Whole Genome Assembly: Tactical and Strategic Implications
Granger Sutton
Celera Genomics
2:00pm Friday, November 16, 2001 Lecture Hall V, Engineering and Computer Science Building
ABSTRACT
The assembly of a shotgun data set of end-sequence reads was considered controversial at the time Celera proposed to apply the method to the Human Genome in mid-1998. Critics claimed that the computation would involve an impossible amount of computer time, that the size and repetitiveness of the genome would confound all attempts at assembly should sufficient computer efficiency be achieved, and that even if an assembly was produced it would be of an extremely poor quality and partial nature.

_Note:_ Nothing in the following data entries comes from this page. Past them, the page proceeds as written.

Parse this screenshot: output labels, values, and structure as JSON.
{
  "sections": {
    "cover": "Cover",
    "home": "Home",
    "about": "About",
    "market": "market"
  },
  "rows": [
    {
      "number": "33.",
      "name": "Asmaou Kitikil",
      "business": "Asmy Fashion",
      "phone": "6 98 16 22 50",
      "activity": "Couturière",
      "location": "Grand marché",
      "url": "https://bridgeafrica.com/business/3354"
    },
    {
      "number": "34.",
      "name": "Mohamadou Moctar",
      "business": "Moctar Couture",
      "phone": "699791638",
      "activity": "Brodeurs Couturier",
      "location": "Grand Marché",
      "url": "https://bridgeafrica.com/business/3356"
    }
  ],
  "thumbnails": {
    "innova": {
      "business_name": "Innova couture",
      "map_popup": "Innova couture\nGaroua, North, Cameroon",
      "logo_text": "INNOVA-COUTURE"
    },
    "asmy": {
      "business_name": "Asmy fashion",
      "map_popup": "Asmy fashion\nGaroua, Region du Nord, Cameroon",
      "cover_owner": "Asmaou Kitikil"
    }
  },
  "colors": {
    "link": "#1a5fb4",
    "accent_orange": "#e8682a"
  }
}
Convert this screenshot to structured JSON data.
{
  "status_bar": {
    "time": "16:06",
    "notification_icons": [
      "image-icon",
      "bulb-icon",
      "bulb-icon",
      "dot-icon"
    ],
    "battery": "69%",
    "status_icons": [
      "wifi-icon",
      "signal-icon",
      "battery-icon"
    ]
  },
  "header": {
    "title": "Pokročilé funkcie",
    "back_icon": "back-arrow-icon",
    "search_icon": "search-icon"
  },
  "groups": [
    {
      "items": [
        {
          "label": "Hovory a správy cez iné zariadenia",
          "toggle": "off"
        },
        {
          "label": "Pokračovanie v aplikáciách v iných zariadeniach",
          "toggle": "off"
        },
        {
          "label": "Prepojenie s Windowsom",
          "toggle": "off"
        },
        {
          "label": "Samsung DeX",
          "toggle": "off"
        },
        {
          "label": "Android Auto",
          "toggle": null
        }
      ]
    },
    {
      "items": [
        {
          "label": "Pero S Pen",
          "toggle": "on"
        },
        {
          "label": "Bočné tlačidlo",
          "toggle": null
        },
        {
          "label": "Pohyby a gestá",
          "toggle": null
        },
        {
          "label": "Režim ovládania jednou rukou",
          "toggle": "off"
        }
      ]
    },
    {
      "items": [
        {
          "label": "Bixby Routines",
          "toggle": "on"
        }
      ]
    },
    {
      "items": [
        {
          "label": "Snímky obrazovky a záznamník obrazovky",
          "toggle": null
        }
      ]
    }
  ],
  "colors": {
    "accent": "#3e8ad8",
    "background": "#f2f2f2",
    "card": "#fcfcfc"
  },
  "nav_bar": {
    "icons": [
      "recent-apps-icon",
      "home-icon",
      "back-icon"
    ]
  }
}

In 1999 the informatics research team at Celera produced
an assembly of the Drosophila genome from a whole genome shotgun data set
consisting of 3.2 million reads, 72% of which were paired-end reads from
2Kbp and 10Kbp inserts in a 1 to 1.32 mix. The assembly consisted of completely
ordered and oriented contigs covering an estimated 97.2% of the genome
with only 1630 gaps of average size 1,415bp. Results of high quality have
now been obtained for the human and mouse genomes and our reconstruction
of the human genome has been reported upon in Science. We discuss
our algorithmic approach, the strategic pros and cons of the method, and
the implications for annotation and discovery efforts. We also discuss
how one verifies an assembly, contrast this to the human genome produced
by the HGP, and discuss possible finishing strategies.
BRIEF BIO
Dr. Sutton received his Ph.D. in Computer Science from
University of Maryland in 1992. He has a M.S. in Computer Engineering from
Stanford University and a B.S. in Electrical Engineering from University
of Maryland. Dr. Sutton's research has focused on solving computational
problems in sequencing and analyzing DNA. He has been an author of
several key tools for bioinformatics, including a protein multiple sequence
aligner and the TIGR shotgun fragment assembler. He is currently
a Director in Celera's Informatics Research group. His team continues to
develop the Celera shotgun fragment assembler.